MATH 2339 – Calculus III [3 Credits]

A continuation of MATH 1338. Includes parametric equations, polar coordinates, partial differentiation, multiple integrals, and vector analysis.

Prerequisite: C- or higher in MATH 1338 or 1340.

## Educational Outcomes:¶

• Students can sketch vectors and vector functions and compute sums, products, derivatives, and integrals of these quantities as appropriate.
• Students can compute partial derivatives and directional derivatives at a point on a surface $$z = f(x,y)$$ and find maximum and minimum values.
• Students can evaluate double and triple integrals over simple 2D and 3D regions, as well as parametric line and surface integrals.
• Students can state and use the main theorems of vector calculus.
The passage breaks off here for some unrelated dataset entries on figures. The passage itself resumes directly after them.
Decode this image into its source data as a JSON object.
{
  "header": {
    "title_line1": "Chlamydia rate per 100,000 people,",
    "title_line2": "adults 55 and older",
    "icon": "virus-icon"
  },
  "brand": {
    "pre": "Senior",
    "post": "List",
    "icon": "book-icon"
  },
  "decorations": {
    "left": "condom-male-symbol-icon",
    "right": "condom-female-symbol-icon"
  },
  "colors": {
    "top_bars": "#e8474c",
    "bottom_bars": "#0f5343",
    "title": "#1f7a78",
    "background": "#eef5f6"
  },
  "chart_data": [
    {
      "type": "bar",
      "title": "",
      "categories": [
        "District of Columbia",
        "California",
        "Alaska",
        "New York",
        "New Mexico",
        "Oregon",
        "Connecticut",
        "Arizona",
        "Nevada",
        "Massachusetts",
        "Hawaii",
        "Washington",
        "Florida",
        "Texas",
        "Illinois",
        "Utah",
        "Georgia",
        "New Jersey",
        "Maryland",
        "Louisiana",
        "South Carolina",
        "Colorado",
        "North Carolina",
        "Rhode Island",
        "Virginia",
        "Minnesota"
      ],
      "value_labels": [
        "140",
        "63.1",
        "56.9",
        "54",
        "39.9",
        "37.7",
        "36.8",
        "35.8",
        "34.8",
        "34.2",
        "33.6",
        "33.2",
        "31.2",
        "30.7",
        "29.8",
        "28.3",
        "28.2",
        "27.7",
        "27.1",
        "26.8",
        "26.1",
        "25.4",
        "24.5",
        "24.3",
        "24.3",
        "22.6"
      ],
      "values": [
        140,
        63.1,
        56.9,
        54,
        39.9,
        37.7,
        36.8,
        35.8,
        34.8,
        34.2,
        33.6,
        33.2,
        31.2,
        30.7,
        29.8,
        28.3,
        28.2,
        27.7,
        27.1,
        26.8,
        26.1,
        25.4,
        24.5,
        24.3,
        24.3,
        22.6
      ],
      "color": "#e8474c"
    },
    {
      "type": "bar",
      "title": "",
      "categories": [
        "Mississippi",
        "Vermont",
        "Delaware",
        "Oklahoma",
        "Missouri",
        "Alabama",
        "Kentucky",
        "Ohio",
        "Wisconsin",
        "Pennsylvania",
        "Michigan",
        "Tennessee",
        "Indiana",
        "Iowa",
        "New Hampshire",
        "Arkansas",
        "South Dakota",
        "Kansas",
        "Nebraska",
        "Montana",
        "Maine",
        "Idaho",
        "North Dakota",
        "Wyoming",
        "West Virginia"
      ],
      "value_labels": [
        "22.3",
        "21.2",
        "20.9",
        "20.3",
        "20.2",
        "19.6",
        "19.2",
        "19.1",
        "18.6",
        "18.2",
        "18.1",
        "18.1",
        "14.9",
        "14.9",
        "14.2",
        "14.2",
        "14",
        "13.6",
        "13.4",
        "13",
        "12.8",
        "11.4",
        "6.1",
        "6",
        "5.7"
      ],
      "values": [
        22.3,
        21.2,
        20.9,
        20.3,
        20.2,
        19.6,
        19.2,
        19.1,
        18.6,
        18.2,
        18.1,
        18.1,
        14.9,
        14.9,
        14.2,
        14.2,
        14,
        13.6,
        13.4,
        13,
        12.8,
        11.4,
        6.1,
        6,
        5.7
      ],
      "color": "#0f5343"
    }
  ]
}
Reading the sections of the textbook is required, and will be necessary for completing each homework assignment. You are responsible for all of the material in the assigned reading, whether it has been presented in the lecture or not.
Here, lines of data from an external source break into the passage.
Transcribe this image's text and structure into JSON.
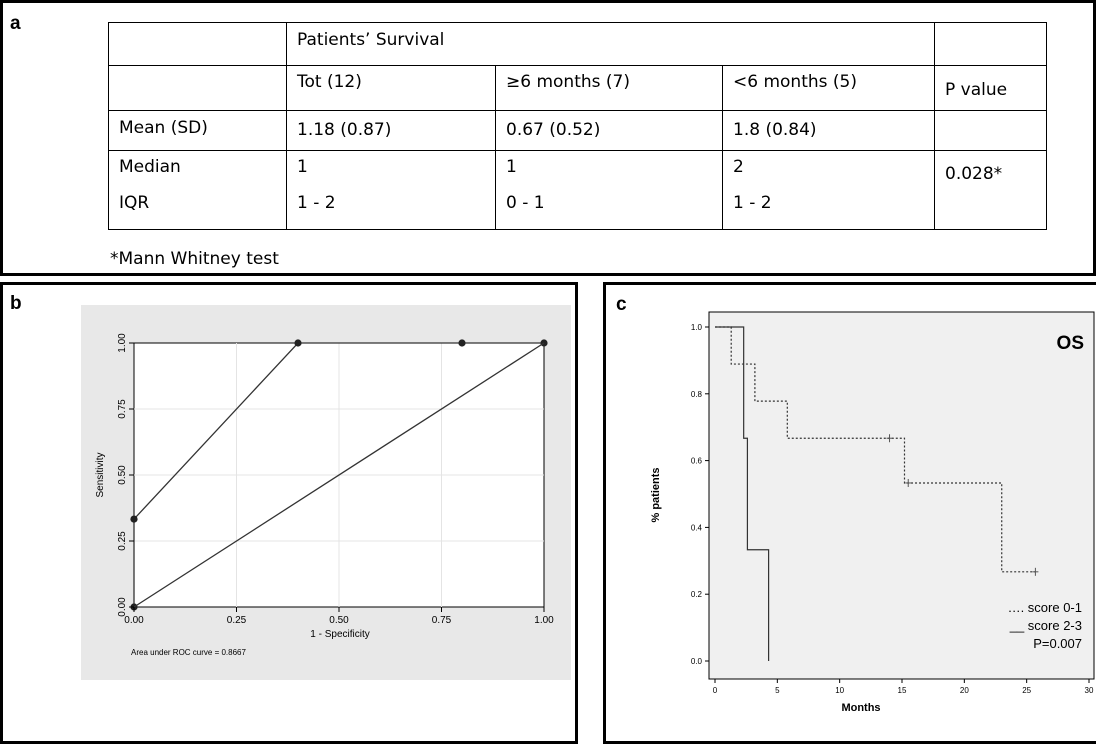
{
  "panel_a": {
    "letter": "a",
    "table": {
      "group_header": "Patients’ Survival",
      "columns": [
        "Tot (12)",
        "≥6 months (7)",
        "<6 months (5)",
        "P value"
      ],
      "rows": [
        {
          "label": "Mean (SD)",
          "values": [
            "1.18 (0.87)",
            "0.67 (0.52)",
            "1.8 (0.84)"
          ]
        },
        {
          "label": "Median",
          "values": [
            "1",
            "1",
            "2"
          ]
        },
        {
          "label": "IQR",
          "values": [
            "1 - 2",
            "0 - 1",
            "1 - 2"
          ]
        }
      ],
      "p_value": "0.028*"
    },
    "footnote": "*Mann Whitney test"
  },
  "panel_b": {
    "letter": "b"
  },
  "panel_c": {
    "letter": "c"
  },
  "chart_data": [
    {
      "type": "line",
      "xlabel": "1 - Specificity",
      "ylabel": "Sensitivity",
      "xlim": [
        0,
        1
      ],
      "ylim": [
        0,
        1
      ],
      "xticks": [
        "0.00",
        "0.25",
        "0.50",
        "0.75",
        "1.00"
      ],
      "yticks": [
        "0.00",
        "0.25",
        "0.50",
        "0.75",
        "1.00"
      ],
      "grid": true,
      "series": [
        {
          "x": [
            0,
            0,
            0.4,
            0.8,
            1.0
          ],
          "y": [
            0,
            0.333,
            1.0,
            1.0,
            1.0
          ],
          "markers": true
        },
        {
          "x": [
            0,
            1
          ],
          "y": [
            0,
            1
          ],
          "markers": false
        }
      ],
      "annotation": "Area under ROC curve = 0.8667"
    },
    {
      "type": "line",
      "title": "OS",
      "xlabel": "Months",
      "ylabel": "% patients",
      "xlim": [
        0,
        30
      ],
      "ylim": [
        0,
        1.0
      ],
      "xticks": [
        "0",
        "5",
        "10",
        "15",
        "20",
        "25",
        "30"
      ],
      "yticks": [
        "0.0",
        "0.2",
        "0.4",
        "0.6",
        "0.8",
        "1.0"
      ],
      "series": [
        {
          "name": "score 0-1",
          "style": "dotted",
          "steps_x": [
            0,
            1.3,
            3.2,
            5.8,
            15.2,
            23.0,
            25.7
          ],
          "steps_y": [
            1.0,
            0.889,
            0.778,
            0.667,
            0.533,
            0.267,
            0.267
          ],
          "censored_x": [
            14.0,
            15.5,
            25.7
          ],
          "censored_y": [
            0.667,
            0.533,
            0.267
          ]
        },
        {
          "name": "score 2-3",
          "style": "solid",
          "steps_x": [
            0,
            2.3,
            2.6,
            4.3
          ],
          "steps_y": [
            1.0,
            0.667,
            0.333,
            0.0
          ]
        }
      ],
      "legend": [
        "…. score 0-1",
        "__ score 2-3",
        "P=0.007"
      ]
    }
  ]
}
Specific passages for each section are listed on the Reading page.

## Homework:¶

You will have two types of homework assignments, warm-up problems and homework:

Warm-up Problems

A small number of problems will be associated with every section in the book. These assignments will be very short, will cover material from your reading, and will be due on paper, in person, at the beginning of class (before the material is presented in lecture). These problems will be listed on the Reading page.
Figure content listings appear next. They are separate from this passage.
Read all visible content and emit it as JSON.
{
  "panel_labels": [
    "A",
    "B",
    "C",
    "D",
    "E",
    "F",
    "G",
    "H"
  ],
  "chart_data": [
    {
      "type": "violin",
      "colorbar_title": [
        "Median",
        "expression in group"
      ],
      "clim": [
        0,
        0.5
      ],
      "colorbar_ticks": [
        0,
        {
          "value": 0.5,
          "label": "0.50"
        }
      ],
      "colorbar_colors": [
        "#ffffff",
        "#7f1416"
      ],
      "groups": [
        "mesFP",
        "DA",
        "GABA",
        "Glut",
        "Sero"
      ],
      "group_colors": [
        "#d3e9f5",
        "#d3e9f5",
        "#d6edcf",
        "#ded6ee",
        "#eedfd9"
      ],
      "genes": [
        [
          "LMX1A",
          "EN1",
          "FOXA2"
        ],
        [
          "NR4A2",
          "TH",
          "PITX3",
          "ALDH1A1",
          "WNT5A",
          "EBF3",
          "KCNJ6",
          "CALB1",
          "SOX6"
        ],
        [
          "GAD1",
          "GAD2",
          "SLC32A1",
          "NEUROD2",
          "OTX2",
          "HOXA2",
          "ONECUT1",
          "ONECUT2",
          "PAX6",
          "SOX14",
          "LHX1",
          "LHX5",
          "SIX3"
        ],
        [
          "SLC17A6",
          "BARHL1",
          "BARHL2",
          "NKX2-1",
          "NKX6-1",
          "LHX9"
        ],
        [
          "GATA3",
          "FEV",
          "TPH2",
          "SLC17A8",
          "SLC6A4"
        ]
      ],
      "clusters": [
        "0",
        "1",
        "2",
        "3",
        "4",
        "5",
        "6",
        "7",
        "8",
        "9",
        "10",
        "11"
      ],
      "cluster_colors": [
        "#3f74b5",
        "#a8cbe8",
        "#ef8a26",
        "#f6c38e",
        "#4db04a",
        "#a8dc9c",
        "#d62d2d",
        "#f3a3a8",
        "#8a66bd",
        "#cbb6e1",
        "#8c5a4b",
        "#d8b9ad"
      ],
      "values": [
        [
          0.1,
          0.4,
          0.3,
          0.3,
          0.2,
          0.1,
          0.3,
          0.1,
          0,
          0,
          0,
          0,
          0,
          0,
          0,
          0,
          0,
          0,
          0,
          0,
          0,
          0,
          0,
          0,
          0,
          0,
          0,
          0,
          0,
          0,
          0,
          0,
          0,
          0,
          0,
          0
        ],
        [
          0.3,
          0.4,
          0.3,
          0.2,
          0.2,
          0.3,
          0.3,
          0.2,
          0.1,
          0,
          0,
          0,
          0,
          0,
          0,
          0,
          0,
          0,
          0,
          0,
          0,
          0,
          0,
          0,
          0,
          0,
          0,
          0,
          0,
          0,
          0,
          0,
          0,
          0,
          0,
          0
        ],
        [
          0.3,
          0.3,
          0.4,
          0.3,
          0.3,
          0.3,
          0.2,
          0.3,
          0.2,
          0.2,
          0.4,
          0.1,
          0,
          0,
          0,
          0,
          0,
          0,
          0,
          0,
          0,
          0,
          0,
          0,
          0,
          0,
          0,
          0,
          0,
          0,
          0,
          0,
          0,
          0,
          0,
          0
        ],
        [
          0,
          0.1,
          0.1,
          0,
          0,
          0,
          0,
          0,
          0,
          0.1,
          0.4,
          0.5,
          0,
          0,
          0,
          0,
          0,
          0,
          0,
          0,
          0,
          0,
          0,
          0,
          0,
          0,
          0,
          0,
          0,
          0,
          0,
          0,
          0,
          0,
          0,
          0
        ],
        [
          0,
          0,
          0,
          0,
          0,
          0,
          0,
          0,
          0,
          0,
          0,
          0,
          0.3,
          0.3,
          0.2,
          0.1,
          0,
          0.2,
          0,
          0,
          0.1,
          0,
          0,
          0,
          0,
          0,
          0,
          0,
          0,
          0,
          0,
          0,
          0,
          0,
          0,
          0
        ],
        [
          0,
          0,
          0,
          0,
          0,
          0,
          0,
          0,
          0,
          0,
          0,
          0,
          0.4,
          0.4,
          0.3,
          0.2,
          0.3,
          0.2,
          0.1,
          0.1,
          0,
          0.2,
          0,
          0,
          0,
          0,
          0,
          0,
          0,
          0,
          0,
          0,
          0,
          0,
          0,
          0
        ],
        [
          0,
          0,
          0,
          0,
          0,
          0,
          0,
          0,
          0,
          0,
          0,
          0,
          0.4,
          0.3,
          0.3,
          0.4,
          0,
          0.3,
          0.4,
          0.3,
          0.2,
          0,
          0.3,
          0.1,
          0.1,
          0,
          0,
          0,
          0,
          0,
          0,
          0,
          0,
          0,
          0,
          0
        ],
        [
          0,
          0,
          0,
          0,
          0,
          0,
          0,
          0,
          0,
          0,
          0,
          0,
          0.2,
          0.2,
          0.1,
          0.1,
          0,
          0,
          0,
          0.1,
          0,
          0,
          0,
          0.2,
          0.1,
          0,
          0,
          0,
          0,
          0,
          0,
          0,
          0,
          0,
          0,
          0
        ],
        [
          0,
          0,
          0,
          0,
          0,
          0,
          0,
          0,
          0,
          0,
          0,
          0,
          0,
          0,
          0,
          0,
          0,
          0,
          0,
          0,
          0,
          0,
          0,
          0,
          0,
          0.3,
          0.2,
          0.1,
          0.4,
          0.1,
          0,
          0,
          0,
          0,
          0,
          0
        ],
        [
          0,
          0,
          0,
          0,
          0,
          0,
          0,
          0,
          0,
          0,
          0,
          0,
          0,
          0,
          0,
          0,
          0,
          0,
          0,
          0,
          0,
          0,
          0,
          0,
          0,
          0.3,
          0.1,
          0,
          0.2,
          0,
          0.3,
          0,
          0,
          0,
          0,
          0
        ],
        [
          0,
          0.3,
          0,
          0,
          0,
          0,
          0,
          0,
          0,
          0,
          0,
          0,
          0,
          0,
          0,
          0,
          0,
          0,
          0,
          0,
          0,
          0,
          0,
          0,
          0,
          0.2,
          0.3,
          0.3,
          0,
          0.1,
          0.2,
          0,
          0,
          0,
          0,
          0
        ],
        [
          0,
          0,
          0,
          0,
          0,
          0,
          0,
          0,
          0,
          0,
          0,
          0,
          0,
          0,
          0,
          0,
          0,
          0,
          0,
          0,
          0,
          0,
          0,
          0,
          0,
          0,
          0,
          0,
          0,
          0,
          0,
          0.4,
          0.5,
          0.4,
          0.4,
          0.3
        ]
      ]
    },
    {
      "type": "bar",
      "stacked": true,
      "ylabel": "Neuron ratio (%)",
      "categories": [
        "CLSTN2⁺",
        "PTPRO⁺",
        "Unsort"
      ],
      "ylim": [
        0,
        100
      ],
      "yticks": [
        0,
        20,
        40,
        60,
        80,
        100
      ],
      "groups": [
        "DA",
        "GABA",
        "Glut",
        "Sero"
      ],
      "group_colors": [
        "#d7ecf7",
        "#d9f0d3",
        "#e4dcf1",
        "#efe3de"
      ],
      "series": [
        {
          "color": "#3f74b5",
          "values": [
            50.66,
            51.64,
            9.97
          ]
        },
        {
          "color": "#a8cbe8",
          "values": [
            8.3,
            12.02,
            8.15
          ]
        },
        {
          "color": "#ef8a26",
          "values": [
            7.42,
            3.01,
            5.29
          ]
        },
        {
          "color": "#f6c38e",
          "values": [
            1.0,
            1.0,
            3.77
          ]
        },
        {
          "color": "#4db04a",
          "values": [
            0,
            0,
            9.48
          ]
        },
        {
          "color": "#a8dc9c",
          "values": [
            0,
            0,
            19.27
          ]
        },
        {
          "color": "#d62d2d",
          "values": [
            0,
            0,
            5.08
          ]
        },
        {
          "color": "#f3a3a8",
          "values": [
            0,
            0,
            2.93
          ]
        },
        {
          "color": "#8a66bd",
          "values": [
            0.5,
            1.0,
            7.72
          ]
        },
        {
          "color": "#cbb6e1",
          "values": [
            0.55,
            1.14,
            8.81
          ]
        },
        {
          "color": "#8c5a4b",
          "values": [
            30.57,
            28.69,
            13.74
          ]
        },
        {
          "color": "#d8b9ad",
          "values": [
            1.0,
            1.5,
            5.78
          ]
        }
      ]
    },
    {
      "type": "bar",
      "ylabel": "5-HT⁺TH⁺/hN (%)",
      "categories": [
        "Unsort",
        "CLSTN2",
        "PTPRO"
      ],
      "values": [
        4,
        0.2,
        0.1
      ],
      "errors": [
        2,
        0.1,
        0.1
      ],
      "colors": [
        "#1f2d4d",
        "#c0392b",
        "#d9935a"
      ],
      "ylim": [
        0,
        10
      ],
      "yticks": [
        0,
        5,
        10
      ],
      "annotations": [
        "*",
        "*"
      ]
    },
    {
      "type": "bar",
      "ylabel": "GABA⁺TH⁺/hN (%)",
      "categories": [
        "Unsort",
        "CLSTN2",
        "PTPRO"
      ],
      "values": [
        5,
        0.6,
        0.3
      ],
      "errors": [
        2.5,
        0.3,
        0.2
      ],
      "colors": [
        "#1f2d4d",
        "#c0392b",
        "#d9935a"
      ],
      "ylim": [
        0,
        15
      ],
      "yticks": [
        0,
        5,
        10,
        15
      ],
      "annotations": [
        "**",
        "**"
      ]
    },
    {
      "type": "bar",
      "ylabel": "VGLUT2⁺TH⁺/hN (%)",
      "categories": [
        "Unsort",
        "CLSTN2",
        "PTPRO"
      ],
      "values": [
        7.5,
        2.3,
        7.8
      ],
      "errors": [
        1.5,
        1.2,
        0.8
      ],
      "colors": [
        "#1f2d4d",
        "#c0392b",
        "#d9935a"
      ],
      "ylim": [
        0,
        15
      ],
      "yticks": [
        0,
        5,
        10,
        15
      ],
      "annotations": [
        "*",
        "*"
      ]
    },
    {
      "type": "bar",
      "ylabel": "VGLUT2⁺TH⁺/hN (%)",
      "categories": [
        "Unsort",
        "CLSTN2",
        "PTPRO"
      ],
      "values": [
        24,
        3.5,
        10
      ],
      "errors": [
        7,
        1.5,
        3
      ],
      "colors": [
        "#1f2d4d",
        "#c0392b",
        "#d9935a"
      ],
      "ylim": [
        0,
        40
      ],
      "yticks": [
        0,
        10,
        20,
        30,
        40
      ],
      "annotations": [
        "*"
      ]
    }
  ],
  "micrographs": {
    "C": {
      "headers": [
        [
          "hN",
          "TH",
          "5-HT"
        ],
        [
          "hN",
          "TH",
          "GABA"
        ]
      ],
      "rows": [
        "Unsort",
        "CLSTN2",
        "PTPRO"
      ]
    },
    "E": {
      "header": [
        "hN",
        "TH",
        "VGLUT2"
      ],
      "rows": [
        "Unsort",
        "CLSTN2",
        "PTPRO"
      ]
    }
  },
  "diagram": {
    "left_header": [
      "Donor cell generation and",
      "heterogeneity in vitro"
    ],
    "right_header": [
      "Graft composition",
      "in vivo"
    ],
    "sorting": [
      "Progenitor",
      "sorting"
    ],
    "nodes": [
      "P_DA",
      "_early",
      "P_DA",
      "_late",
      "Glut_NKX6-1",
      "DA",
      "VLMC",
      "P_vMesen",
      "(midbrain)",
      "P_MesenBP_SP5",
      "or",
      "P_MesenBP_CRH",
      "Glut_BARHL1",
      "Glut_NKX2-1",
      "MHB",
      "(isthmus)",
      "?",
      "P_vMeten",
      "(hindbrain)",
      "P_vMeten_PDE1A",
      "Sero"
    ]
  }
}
You may work on these problems with other students. If all problems are attempted, the lowest possible grade you can attain on each assignment is a 70.

Warm-up problems may not be turned in late, and may not be turned in by email.

Homework

More typical homework assignments will be posted on the course Homework page. These will generally be due each week throughout the semester. These assignments will be due by 5:00 pm on the specified due date. These may be turned in during class or brought to my office.

All homework problems must be done on your own.

Late homework must be scanned to a single PDF file and turned in by email to the professor. Late homework will lose points based on the following schedule:

• 1 minute to 24 hours – 10%
• 24 hours to 48 hours – 20%
• 48 to 72 hours – 40%
• over 72 hours – no credit

## Exams:¶

We will have 2 in-class exams, the dates of which are posted on the course web page. The exam questions will be based off of the reading and homework. These exams will be non-cumulative, and will be open-book/open-notes, but no calculators are allowed.

We will have a final exam during the regularly-scheduled exam period (December 8, 11:30 am). This will be cumulative, and will be more heavily weighted to new material. The final exam is also open-book/open-notes, with no calculators allowed.

The specific sections covered on each exam will be listed on the Exams page.

10% Warm-up problems

20% Homework

40% Mid-term exams

30% Final exam

10% Warm-up problems

20% Homework

20% Best mid-term exam

50% Final exam

## Honor Code:¶

The SMU Honor Code applies to all homework and exams in this course. Work submitted for evaluation must represent your own individual effort. Any giving or receiving of aid without my express consent on academic work submitted for evaluation shall constitute a breach of the SMU Honor Code.

I take honor code violations very seriously, and will report all violations to the SMU Honor Council. The minimum penalty for a violation is a “0” on the assignment (will not be dropped), and the maximum penalty is immediate failure of the course. These penalties are in addition to those imposed by the SMU Honor Council.

Examples of honor code violations include:

• Copying homework solutions from any source: online, another student, or even a tutor.
• Supplying your own homework for another student to copy.
• Cheating on an exam.

A generally applicable rule of thumb in this course is: you are encouraged to talk about general problem strategy, or to discuss specific details about non-assigned problems. However, you should not look at another student’s homework, or discuss their homework in sufficient detail for you to turn in something that you could not recreate entirely on your own.